Uno stabilimento balneare di 7 mila m2 di area scoperta a Rimini Nord paga meno di 10 mila euro, con 15 mila m2  si arriva a 20 mila euro. Nella zona San Giuliano per 59 mila m2  di arenile si spende 68 mila euro, poco più di 1 euro a m!  Un po’ di più a Marina Centro, dove per 14 mila mil canone sale a 42 mila euro, 3 euro per m2  (Fonte: Demanio Marittimo del Comune di Rimini).

Ma non c’è solo, quando si tratta di  scontrarsi con interessi consolidati, la pratica italica dell’eterno rinvio a discapito dell’interesse pubblico. 

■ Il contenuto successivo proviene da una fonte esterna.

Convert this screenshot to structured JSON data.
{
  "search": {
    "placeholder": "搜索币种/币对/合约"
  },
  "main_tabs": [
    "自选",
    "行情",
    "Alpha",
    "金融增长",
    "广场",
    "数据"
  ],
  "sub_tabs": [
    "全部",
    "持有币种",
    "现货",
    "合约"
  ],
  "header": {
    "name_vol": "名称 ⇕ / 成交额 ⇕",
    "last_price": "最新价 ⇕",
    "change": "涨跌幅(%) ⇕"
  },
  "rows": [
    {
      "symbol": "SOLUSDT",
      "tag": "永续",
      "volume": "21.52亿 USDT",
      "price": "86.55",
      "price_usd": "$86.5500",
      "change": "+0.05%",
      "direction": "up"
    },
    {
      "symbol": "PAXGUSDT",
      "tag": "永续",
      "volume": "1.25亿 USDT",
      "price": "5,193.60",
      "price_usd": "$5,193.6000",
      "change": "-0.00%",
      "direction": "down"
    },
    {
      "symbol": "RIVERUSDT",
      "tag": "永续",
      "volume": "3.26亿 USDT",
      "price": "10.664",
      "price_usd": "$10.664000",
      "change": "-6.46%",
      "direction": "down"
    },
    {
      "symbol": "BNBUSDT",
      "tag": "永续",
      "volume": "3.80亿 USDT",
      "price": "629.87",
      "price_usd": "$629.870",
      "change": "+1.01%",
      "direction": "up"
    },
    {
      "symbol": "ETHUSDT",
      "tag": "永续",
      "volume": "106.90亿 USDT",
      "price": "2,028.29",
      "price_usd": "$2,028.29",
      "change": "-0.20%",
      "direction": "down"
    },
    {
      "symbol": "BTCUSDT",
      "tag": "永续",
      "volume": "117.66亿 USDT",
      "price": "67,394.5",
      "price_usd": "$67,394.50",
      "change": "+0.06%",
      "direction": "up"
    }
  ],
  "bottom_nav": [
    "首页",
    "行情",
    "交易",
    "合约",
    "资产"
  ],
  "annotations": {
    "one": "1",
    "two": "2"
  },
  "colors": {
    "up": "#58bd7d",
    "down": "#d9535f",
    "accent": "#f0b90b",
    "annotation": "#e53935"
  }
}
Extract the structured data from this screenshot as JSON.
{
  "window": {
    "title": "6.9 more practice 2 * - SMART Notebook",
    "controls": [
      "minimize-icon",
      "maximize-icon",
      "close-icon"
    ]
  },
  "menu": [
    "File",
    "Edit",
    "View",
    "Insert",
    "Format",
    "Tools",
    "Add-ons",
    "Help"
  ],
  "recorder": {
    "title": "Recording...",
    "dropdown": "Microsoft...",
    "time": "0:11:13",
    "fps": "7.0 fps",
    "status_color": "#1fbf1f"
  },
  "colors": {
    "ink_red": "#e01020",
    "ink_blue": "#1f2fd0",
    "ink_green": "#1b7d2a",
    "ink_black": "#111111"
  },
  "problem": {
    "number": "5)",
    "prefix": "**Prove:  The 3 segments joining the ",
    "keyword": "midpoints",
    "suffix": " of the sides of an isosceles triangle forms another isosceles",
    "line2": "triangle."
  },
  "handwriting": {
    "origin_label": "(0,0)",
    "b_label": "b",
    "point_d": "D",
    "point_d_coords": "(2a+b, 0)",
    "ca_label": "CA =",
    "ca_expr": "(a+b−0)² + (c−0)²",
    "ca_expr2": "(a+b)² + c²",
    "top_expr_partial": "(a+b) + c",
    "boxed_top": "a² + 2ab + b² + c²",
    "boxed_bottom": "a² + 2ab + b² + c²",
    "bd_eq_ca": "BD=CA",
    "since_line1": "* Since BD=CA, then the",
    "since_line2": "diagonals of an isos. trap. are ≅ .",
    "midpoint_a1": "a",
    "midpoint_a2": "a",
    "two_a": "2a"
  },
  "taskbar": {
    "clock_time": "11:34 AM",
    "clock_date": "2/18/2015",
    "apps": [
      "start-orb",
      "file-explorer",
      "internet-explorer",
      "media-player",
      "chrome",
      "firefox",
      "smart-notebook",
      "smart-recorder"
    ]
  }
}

Perché l’altro lato, sempre negativo, della medaglia riguarda il fatto che questi favori vengono concessi senza porre condizioni, nemmeno migliorative. Lasciate all’iniziativa individuale, ma raramente sistemica.

Rimini, come del resto l’Italia intera, deve ridurre, nel prossimo decennio, almeno della metà le sue emissioni in atmosfera, che attualmente ammontano a circa 6 tonnellate per abitante. La gestione dell’arenile dovrebbe contribuire con la scelta dei materiali, l’uso di energia rinnovabile, il risparmio sui consumi di risorse, facilitando la mobilità ciclopedonale e altro.  Si dovrebbe, cioè puntare, ad una spiaggia verde. Con impegni precisi e un crono programma da rispettare, visto l’obiettivo di ridurre le emissioni del 55 per cento entro il 2030.  La Regione dovrebbe costruire la cornice, i comuni applicarla adattandola alle rispettive situazioni.     

Perché se il mare si alza, per effetto del riscaldamento del clima che scioglie i ghiacciai, non c’è concessione che possa salvarsi. E non si tratta di un fenomeno probabile, perché già 44 km della costa emiliano romagnola è interessata da fenomeni di erosione, con una perdita di arenile stimata in  540 mila m2  nel periodo 2000-2012 . Che diventano 13 milioni di mse prendiamo il periodo 1960-2012 (Ministero dell’Ambiente, L’erosione costiera in Italia, 2016).